Activists demand protections for Long Beach hotel workers


Activists taking part in Long Beach Rising’s annual “People’s State of the City” address demanded local laws that they say are necessary to protect hotel workers and ensure employers fully compensate their workers.

“Let’s not water down policies to avoid controversy,” said Nina Fernando, a community organizer for Clergy and Laity United for Economic Justice while speaking before hundreds gathered Thursday evening at Franklin Classical Middle School. “Have the courage to pass policies that will lift up all of Long Beach.”

Clergy and Laity United for Economic Justice is among the several pro-labor and generally left-leaning activist groups working together under the banner of Long Beach Rising. Fernando, along with Kenyon Davis of Californians for Justice and James Suazo of Building Healthy Communities: Long Beach spoke Thursday during what was the coalition’s fifth People’s State of the City Event.
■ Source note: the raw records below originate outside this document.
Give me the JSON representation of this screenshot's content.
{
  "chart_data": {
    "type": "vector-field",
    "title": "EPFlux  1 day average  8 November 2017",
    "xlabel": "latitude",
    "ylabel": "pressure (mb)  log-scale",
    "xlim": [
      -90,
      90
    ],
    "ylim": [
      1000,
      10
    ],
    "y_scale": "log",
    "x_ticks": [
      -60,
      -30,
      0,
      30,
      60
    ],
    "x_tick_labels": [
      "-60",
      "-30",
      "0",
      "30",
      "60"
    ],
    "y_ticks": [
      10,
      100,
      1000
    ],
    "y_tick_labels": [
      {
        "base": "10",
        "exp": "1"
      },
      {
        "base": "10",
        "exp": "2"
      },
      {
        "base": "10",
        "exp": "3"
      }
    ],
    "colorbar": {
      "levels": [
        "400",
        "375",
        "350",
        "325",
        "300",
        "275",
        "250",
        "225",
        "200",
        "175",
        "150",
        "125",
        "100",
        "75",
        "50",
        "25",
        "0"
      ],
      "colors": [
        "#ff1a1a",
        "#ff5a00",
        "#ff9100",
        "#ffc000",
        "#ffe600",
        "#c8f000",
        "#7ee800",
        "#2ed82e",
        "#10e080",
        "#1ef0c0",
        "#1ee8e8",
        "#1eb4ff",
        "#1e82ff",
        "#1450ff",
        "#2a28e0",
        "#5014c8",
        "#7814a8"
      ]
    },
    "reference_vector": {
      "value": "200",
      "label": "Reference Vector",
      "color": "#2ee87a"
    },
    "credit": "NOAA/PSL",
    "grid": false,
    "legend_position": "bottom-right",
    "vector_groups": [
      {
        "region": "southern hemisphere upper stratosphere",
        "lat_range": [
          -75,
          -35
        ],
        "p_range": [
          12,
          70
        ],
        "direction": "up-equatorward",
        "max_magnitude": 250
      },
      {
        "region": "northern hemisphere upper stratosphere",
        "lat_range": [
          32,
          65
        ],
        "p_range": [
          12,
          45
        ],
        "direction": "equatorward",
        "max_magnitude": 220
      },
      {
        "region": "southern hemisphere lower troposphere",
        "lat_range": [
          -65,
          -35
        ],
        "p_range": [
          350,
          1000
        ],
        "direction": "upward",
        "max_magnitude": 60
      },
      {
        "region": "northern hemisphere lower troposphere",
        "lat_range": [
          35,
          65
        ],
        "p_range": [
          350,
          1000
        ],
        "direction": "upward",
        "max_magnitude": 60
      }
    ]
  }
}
The speakers’ remarks touched on several policy issues including pollution being emitted from sources at the ports of Los Angeles and Long Beach, racial equality, the high costs of a college education and housing, as well as the abilities of non-English speakers to access local government.

“When we lift up our most vulnerable communities, all of Long Beach flourishes,” Suazo said.

In terms of specific policy proposals, organizers called for what they are calling “Claudia’s Law,” named after hotel worker Claudia Sanchez. Sanchez, according to Long Beach Coalition for Good Jobs and Healthy Economy, fell into a coma after sustaining a cerebral hemorrhage after working a 14-hour shift at Renaissance Hotel.

Hotel officials could not be reached for comment Friday.

Organizers want Claudia’s Law to include provisions mandating hotels provide workers with panic buttons to alert security personnel whenever workers may be at risk of sexual assaults and overtime pay whenever housekeeping employees are tasked with cleaning more than 4,000 square feet of space during a single shift.

Fernando emphasized after the event that activists are keen on ensuring Long Beach city officials enforce the minimum wage increases the City Council approved in January. The council approved policy generally calls for a $13 an hour wage to be phased in by 2019. If a planned study provides evidence Long Beach employers can handle the wage increases, Long Beach’s minimum wage could rise to $15 an hour in 2021 with future increases pegged to inflation.

The council’s January vote also called for strong local wage enforcement.